This past weekend, we had the honor and privilege of playing at a fundraiser gala for an organization very dear to our hearts, Safehouse Outreach (or SHO). Several of us have volunteered with them over the years, and their founder Philip Bray is truly one of our heroes. Playing the Oceans Ballroom at the Georgia Aquarium was amazing; there are beluga whale tanks built into the walls. There’s nothing like watching a 3,500 lb mammal swim by in the middle of “Lean On Me” (believe it or not, that was our opening song, by request.)

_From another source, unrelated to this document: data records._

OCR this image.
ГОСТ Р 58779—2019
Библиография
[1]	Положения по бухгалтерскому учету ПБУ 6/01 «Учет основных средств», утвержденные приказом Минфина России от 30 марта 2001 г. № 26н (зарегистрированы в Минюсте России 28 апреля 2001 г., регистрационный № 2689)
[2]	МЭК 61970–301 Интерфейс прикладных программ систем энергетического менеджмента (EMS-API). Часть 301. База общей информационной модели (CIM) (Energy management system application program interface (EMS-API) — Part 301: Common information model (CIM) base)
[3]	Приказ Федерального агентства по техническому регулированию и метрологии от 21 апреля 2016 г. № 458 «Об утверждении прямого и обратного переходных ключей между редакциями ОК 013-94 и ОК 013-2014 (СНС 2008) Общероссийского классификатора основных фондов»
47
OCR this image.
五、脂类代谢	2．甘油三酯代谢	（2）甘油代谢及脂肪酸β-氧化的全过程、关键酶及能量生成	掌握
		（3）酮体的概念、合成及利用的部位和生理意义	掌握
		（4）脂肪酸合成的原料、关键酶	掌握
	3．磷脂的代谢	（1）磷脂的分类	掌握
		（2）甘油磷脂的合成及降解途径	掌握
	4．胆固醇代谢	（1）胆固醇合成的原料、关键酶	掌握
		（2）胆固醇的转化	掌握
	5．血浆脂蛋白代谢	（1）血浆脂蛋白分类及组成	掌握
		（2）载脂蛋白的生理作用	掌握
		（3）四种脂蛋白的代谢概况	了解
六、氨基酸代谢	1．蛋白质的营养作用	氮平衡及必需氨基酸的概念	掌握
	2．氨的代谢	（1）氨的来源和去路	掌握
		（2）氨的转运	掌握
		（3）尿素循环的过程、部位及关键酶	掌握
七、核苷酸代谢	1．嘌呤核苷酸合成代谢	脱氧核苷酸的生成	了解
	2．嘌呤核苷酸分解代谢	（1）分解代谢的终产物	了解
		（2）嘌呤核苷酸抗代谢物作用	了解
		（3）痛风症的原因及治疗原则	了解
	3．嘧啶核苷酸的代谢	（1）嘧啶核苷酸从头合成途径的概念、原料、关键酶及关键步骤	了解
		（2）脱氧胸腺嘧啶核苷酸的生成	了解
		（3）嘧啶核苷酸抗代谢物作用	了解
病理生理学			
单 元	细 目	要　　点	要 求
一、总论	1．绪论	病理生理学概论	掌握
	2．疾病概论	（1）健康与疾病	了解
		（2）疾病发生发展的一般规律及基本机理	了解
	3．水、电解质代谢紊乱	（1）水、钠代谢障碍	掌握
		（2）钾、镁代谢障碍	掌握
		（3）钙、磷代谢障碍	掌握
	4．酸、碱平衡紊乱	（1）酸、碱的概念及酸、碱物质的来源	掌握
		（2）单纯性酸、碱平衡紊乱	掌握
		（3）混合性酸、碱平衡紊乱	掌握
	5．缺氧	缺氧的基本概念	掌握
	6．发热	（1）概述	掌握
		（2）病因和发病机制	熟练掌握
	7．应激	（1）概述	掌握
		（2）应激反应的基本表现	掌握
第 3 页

A little bit about SHO, from their website: In 1982, Philip Bray took to the streets to rescue child prostitutes and runaways who were being sexually exploited in Atlanta, Ga. Inspired by his own experiences, he wanted to reach those who the Church considered unreachable. At 7th & Peachtree Street, a booth in a local hamburger restaurant became the headquarters for SafeHouse on Friday and Saturday nights, named SafeHouse because the youth who wanted help were taken to a safehouse to insure their safety while family or the authorities were being contacted.
Within 6 months, over 200 volunteers came together with manpower and compassion and began reaching out to anyone in need. Soon SafeHouse outgrew the booth and moved to a facility off Peachtree Street. They held church services at midnight on Friday nights and became known within the city as a place where the unreachable could come for assistance.
Over the past 25 years, SafeHouse has been instrumental in impacting lives and changing communities. Today, SafeHouse has matched over 500 caring adults as mentors with at-risk children through SHO’s MentorPlus program and educated hundreds of teen parents in parenting and life skills in SHO’s A New Generation drop-out prevention program. And literally thousands have received a hot meal along with assistance to get back on their feet.
Recognized by mayors, governors, and the President of the United States, SafeHouse offers a hand-up, not just a hand-out, and is active in finding solutions for those in crisis.